Student housing design is shifting away from luxury amenities more geared toward recreation than studying to condensed living spaces and education-oriented common areas, marking a return of focus to efficiency, affordability and practicality.
It’s back to basics for student housing. Luxury amenities more geared toward recreation than studying are giving way to condensed living spaces and education-oriented common areas. In effect, it marks a reversal of the pendulum, a return of focus to the efficiency, affordability and practicality that marked traditional student living quarters.
Conditions are conspiring to cause this shift: For developers, the challenges include rising construction costs and land shortages. College students and their parents face ever-increasing tuition due to growing competition for matriculation, to say nothing of increased room-and-board costs. Universities are striving to squeeze more students into limited space. Resulting solutions can benefit everyone.

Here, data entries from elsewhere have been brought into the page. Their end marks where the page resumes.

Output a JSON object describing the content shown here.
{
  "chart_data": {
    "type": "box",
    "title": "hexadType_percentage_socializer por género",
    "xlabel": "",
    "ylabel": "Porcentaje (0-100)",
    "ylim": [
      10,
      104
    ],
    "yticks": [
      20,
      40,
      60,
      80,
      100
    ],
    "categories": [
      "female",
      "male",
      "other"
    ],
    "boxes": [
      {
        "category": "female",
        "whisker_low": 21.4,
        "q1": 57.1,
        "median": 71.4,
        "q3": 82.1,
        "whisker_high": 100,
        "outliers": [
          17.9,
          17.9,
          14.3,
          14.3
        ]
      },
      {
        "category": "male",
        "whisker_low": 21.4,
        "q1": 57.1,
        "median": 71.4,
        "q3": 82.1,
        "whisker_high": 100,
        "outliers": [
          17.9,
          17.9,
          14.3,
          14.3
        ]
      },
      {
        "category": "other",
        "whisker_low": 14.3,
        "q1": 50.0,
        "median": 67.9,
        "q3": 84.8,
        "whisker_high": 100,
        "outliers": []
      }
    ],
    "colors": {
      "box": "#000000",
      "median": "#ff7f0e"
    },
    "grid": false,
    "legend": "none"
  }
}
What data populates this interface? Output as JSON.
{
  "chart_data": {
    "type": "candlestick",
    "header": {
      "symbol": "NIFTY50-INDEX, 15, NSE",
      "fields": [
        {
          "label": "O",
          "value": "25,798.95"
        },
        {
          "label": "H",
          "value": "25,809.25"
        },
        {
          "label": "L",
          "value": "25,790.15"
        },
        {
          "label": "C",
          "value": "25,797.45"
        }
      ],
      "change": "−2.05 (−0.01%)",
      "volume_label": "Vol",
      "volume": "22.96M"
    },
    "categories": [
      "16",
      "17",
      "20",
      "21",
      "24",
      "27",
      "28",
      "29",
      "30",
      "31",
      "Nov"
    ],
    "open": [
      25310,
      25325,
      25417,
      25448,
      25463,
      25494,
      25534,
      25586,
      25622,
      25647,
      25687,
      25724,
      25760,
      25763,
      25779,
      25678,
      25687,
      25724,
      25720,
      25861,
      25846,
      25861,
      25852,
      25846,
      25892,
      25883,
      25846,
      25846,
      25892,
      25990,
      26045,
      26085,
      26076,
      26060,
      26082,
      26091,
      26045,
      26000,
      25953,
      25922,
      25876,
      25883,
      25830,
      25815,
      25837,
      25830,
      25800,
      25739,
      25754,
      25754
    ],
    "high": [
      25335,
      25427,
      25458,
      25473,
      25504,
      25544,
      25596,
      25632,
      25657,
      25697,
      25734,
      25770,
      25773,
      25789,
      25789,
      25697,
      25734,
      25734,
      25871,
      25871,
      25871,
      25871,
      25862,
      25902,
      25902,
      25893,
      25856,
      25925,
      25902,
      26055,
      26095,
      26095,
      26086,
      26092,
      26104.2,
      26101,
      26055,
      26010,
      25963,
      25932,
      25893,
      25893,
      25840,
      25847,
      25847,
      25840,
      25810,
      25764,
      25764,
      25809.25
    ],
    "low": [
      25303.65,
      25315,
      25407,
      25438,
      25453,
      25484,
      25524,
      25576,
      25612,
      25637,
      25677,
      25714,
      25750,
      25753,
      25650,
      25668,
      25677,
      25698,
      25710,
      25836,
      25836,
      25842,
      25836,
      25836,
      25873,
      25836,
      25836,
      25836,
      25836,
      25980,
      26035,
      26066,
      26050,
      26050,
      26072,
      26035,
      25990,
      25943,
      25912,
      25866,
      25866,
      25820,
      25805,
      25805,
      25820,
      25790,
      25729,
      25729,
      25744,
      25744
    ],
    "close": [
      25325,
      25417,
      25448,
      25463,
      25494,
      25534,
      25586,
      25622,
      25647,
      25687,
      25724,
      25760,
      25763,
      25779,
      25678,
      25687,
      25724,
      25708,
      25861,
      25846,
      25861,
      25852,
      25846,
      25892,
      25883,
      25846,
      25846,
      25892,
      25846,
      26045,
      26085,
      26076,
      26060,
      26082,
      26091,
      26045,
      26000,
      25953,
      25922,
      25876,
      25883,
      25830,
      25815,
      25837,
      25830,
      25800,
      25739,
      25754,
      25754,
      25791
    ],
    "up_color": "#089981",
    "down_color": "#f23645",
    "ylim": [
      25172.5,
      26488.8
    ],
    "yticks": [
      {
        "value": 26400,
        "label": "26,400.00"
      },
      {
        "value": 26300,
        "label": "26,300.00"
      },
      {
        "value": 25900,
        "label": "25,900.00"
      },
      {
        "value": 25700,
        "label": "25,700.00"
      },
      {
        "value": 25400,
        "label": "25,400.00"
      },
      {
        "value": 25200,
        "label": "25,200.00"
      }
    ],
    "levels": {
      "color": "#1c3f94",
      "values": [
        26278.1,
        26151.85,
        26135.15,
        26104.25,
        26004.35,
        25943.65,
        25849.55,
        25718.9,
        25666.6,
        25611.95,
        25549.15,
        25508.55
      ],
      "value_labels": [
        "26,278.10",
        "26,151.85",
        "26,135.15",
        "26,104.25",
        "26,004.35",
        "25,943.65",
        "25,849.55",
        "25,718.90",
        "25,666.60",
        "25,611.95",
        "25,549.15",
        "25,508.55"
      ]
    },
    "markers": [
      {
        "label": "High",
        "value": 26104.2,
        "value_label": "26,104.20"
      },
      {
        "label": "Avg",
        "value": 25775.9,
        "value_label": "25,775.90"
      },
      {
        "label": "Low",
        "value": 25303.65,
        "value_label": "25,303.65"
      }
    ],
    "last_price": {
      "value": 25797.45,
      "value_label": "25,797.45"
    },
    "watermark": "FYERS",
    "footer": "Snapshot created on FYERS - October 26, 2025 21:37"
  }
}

The difficulties are not likely to lessen anytime soon. While some smaller private and lower-tier colleges are suffering decreased applications and in a number of cases merging or closing, the national application pool is rising, and is likely to continue to do so in the near term, according to the U.S. Department of Education. Total undergraduate enrollment actually decreased 7 percent from 2010 to 2016, but that was off of a 37 percent boom in the prior decade that brought enrollment to a record 18.1 million students, according to the department’s National Center for Education Statistics. It forecasts a 3 percent increase from 2016 to 2027, although there is some debate as to whether the recent drop in the birth rate will result in some level of enrollment decline after that.
While student housing providers are re-emphasizing space maximization, though, it comes at a time of greater creativity and flexibility in use of space. Given the large number of people necessary to fit into a defined space and the uniform nature of student requirements, the sector is a natural place for such experimentation. Alternatives Holly Dutton describes in “Innovations in Student Housing” compare more than favorably with my late-’80s on-campus graduate school housing, which featured double studios, each with a standard desk, dresser and shelving unit, along with a bed that pushed in to serve as a sofa, with a shelf hidden behind the sofa’s cushioned back. These were convenient, but pale by comparison with emerging space-saving options.
Now, as the parent of a high school student, I am particularly interested in how creative use of space is being combined with an emphasis on practicality. When it comes time for college, I would far rather provide my child with study options than an in-dorm swimming pool, though I’d also rank comfort and a pleasant environment high on my list of priorities (along with safety, of course). To achieve these goals and have the housing be affordable, too—that’s the new holy grail.